Lecture
26.03.2024

Hideouts: The Architecture of Survival

A silver object from Hideouts exhibition by Natalia Romik.
Cast from the The Verteba cave with inscription ‘Ha-Shomer’, photo: Daniel Chrobak, Zachęta National Gallery of Art

Together with Koffler Arts, we are proud to present a lecture by Dr. Natalia Romik.

  • March 26, 7:00 pm
  • Koffler Arts, 180 Shaw St, Toronto, ON M6J 2W5, Canada
  • Sign up here →

In this illustrated lecture, Natalia Romik presents her artistic tribute to the hiding places that Jews improvised in tree hollows, wardrobes, urban sewers, caves, empty graves, and other precarious locations in their efforts to survive the Holocaust in Poland and Ukraine. Hideouts: The Architecture of Survival  both documents and honors their creativity. The results of the research (documentary films, forensic recordings, photographs, documents, and objects found in the hiding places) are juxtaposed with silver castings made at these sites.
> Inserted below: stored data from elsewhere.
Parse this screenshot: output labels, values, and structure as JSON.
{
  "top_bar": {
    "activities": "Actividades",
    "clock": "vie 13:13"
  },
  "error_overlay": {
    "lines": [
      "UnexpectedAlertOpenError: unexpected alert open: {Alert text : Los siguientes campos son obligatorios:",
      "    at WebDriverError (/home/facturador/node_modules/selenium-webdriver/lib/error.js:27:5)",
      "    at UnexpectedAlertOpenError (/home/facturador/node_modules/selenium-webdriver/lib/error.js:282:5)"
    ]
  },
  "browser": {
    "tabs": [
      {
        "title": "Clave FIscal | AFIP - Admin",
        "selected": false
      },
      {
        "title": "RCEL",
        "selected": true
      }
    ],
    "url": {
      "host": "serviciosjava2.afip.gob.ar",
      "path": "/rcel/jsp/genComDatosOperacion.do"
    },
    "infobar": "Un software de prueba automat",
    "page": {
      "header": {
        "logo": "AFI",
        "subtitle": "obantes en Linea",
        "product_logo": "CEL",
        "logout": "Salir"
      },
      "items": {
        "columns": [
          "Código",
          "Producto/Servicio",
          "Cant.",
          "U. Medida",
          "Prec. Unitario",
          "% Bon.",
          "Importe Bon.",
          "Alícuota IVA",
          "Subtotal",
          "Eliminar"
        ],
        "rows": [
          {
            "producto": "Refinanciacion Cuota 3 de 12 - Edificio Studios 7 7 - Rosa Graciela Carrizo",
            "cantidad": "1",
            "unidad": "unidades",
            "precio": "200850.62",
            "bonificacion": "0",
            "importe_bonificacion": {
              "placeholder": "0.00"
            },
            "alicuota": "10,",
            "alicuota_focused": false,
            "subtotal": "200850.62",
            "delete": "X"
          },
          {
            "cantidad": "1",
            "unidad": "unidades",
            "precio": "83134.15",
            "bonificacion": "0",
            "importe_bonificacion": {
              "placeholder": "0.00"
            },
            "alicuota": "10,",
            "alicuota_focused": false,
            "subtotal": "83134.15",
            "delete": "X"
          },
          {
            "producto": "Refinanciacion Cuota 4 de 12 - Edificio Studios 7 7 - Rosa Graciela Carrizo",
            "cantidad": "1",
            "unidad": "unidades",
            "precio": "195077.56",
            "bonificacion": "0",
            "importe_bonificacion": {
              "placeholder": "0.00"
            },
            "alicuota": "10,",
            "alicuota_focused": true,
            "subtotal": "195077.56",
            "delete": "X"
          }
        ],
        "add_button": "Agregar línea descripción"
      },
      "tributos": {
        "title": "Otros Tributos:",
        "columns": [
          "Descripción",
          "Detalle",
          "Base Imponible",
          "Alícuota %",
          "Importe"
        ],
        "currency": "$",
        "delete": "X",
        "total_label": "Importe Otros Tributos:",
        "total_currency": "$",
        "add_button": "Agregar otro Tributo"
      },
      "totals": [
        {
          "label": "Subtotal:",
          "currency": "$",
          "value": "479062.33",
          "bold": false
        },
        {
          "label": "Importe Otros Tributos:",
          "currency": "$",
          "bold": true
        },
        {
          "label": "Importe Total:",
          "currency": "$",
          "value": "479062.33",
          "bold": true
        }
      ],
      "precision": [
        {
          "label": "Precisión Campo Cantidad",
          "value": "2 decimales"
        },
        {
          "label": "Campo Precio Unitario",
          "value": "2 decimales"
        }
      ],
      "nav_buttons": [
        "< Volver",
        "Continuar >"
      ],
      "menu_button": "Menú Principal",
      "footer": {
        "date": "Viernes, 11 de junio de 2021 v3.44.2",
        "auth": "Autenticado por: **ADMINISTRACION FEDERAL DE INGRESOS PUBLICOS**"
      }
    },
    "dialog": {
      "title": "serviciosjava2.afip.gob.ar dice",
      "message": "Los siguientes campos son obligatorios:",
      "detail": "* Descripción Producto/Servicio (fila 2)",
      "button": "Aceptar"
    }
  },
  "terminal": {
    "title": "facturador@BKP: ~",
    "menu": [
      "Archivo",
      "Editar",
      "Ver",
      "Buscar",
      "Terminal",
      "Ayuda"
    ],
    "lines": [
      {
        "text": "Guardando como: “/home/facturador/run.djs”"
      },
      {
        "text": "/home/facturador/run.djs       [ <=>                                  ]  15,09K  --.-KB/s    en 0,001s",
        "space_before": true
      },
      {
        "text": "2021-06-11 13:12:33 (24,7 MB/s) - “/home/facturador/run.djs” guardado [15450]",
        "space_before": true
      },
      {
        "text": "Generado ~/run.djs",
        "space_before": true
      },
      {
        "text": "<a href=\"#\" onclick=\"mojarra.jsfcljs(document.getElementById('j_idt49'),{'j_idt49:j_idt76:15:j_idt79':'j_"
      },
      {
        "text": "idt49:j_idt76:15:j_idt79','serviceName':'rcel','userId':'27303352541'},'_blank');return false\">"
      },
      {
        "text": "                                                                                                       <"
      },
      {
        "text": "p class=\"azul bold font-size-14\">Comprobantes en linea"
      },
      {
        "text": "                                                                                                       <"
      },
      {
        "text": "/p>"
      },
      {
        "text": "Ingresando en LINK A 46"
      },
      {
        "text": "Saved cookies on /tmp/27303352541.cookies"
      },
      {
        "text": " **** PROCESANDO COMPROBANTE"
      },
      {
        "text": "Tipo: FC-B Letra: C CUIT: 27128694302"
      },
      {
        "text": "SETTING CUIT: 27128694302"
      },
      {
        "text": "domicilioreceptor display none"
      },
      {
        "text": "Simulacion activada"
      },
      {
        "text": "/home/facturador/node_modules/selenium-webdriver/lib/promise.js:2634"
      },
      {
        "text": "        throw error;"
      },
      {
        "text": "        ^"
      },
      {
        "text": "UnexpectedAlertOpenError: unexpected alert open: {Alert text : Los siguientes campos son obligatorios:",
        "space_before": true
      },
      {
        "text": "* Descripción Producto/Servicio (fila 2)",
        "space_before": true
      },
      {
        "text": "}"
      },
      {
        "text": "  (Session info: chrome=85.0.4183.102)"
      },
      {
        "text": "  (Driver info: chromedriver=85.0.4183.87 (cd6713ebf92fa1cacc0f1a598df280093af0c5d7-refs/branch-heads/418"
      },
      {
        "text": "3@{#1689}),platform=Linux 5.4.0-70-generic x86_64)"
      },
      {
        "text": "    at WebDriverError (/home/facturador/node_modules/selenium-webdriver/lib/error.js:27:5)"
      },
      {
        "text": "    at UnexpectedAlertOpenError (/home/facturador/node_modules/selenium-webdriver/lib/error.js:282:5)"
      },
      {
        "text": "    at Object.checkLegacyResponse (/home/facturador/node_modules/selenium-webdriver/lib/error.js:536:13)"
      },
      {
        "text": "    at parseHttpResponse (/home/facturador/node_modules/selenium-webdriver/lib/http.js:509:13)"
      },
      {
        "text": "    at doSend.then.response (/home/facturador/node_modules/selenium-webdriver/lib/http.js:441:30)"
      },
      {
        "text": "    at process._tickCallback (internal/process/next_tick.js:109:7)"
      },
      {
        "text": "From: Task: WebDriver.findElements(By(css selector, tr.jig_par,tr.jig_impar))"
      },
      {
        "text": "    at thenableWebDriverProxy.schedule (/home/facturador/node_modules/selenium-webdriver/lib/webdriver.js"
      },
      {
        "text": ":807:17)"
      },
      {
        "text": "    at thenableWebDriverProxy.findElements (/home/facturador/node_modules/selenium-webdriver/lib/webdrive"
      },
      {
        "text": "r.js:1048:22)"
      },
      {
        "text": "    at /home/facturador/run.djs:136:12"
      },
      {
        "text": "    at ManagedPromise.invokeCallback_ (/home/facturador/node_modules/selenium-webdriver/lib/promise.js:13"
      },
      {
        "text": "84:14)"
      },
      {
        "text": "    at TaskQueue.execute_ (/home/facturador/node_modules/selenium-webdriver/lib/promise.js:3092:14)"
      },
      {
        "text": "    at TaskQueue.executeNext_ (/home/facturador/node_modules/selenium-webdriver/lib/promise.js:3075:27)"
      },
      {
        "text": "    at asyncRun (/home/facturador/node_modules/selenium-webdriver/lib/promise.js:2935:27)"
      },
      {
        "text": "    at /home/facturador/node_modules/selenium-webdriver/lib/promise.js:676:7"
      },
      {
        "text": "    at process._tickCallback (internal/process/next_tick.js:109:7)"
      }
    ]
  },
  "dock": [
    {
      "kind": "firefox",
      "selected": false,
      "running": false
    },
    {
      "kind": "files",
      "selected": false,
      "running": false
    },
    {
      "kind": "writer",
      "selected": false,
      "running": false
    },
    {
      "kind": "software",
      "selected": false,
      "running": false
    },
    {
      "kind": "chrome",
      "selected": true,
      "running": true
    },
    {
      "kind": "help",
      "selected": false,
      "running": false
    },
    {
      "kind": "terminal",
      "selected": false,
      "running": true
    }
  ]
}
Dr. Romik is a public historian, architect, and artist. Her work focuses on Jewish memory and Holocaust commemoration in Eastern Europe, particularly Poland and Ukraine. She has collaborated as a curator and exhibition designer at POLIN Museum of the History of Polish Jews. She is a winner of the 2022 Dan David Prize, the largest prize in the field of history in the world.